Что нам важно во всей этой истории? Бросается в глаза, что уже первые шаги в формировании учения об электричестве связаны с последовательным возникновением все новых и новых исследовательских программ. В любой истории физики этот этап описывается как некоторая цепочка открытий. При этом очевидно, что эксперимент Мушенбрука не мог быть поставлен до открытия проводимости, что опыты Грея уже предполагают исследования Гильберта, обнаружившего, что стекло тоже электризуется, как и янтарь. Перед нами ветвящийся куст исследовательских программ, и именно он подобно каркасу скрепляет и объединяет все получаемые знания.
Перейдём теперь к примерам другого рода. Одним из основателей ботаники считается крупнейший античный мыслитель, сотрудник и последователь Аристотеля Феофраст (372287 гг. до н. э.) Приведём несколько коротких отрывков из его знаменитого труда «Исследование о растениях». 1."Плотники говорят, что ядро есть в каждом дереве; виднее же всего оно у пихты: оно состоит у неё из круговых слоев, наподобие коры". 2. «Жители Иды, говорят, различают между соснами и одну сосну называют „идейской“, другую „приморской“. Из идейской, по их словам, смолы получается больше». 3."Некоторые говорят, что Аравия богаче ладаном, но лучше он на соседних с ней островах, которыми правят арабы".
Отрывков подобного рода можно привести очень много, ибо в тексте Феофраста они встречаются повсеместно. О чем это говорит? О том прежде всего, что «Исследование о растениях» – это систематизация огромного опыта, связанного с растениями, который уже был накоплен в античном мире. Но накапливали его отнюдь не исследователи, а практики. Феофраст ссылается на плотников, на купцов, торгующих ладаном или древесиной, просто на жителей той или иной области, которые сталкиваются с местными растениями в своей повседневной жизни. Но никто из тех, на кого он ссылается, не реализовывал исследовательских программ и не ставил перед собой познавательных задач.

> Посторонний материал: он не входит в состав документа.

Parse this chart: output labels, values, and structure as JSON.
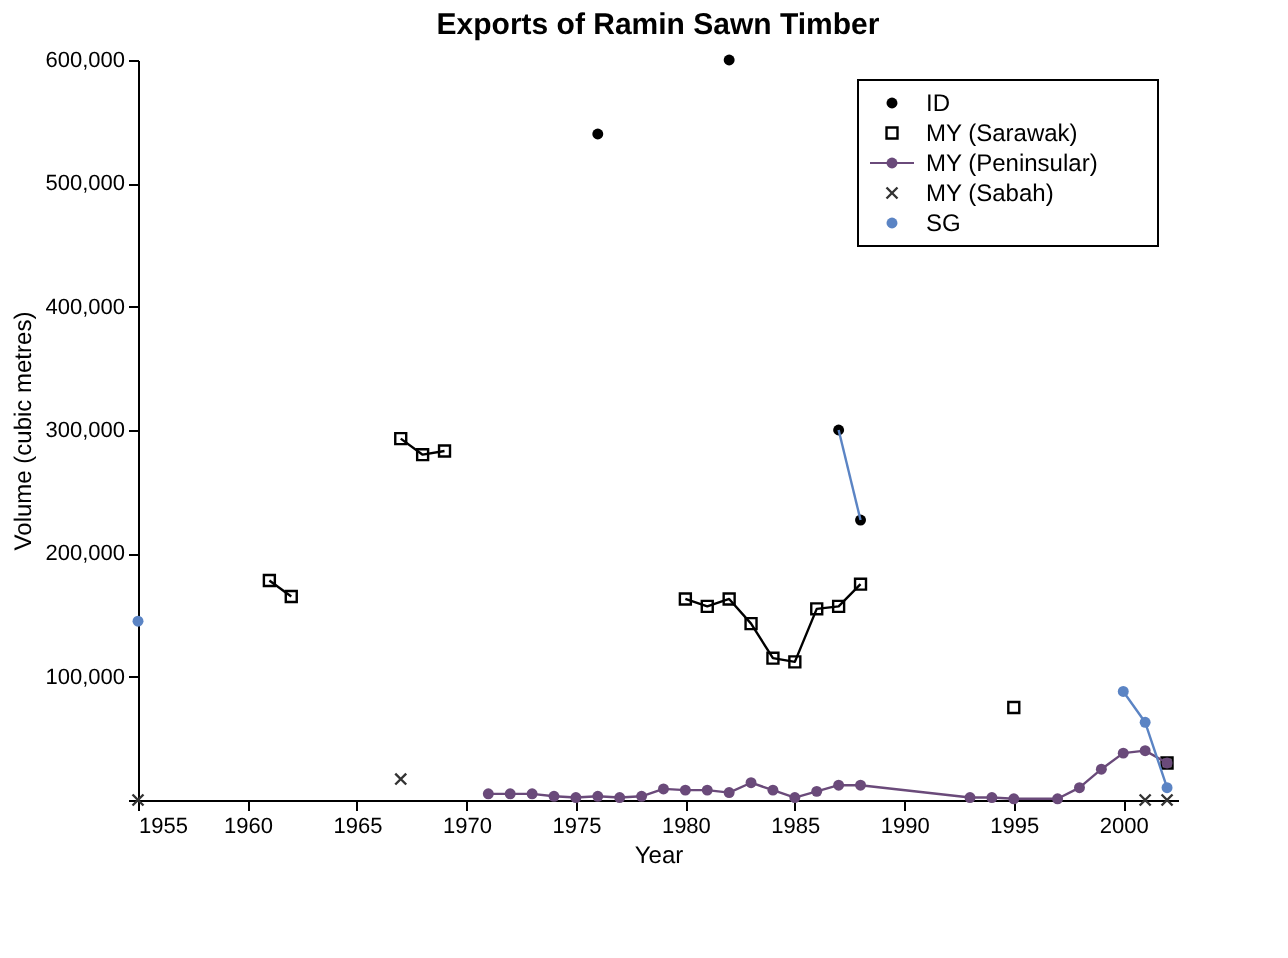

Ситуация может показаться парадоксальной: исследовательской деятельности не было, а появляется фундаментальный труд. Но никакого парадокса здесь нет, просто в данном случае доминируют не исследовательские, а коллекторские программы.
Приведём ещё два очень сходных примера. Вот что пишет академик Н. С. Шатский о возникновении региональной геологии: «Региональная геология родилась вместе с геологической картой; правда, и до начала геологического картирования, в XVII и XVIII вв. и даже раньше в литературе встречались региональные описания геологического характера, например, в географических очерках, путешествиях и т. д., но они не были систематическими и чаще касались лишь предметов и явлений, почему-либо заинтересовавших авторов. С введением государственного геологического картирования окончательно выработался тип региональных геологических описаний, представляющих в огромном большинстве случаев как бы объяснительные записки к геологическим картам».
Аналогичные мысли о формировании науки явно проглядывают в работе И. С. Мелехова «Очерк развития науки о лесе в России». Формирование лесоведения автор связывает с нуждами кораблестроения: «Потребность в лесоматериалах для кораблестроения и их быстрое истощение в районах первоначальных заготовок определяли необходимость описания лесов». Эту идею повторяет П. С. Погребняк: «Отечественное лесоведение зародилось в начале XVIII столетия как детище нужды в корабельном лесе».
Может показаться, что речь идёт о довольно тривиальной вещи, о роли практических запросов в формировании науки. Но это не так. В работе И. С. Мелехова хорошо показано, что лес в жизни русского народа всегда играл огромную роль и практические знания о лесе начали формироваться очень давно. Роль кораблестроителя как централизованного и социально значимого потребителя этих знаний состояла прежде всего в том, что появилась государственная потребность в систематическом описании лесов, в организации всех накопленных сведений, в составлении лесных карт. Иными словами, появилась коллекторская программа.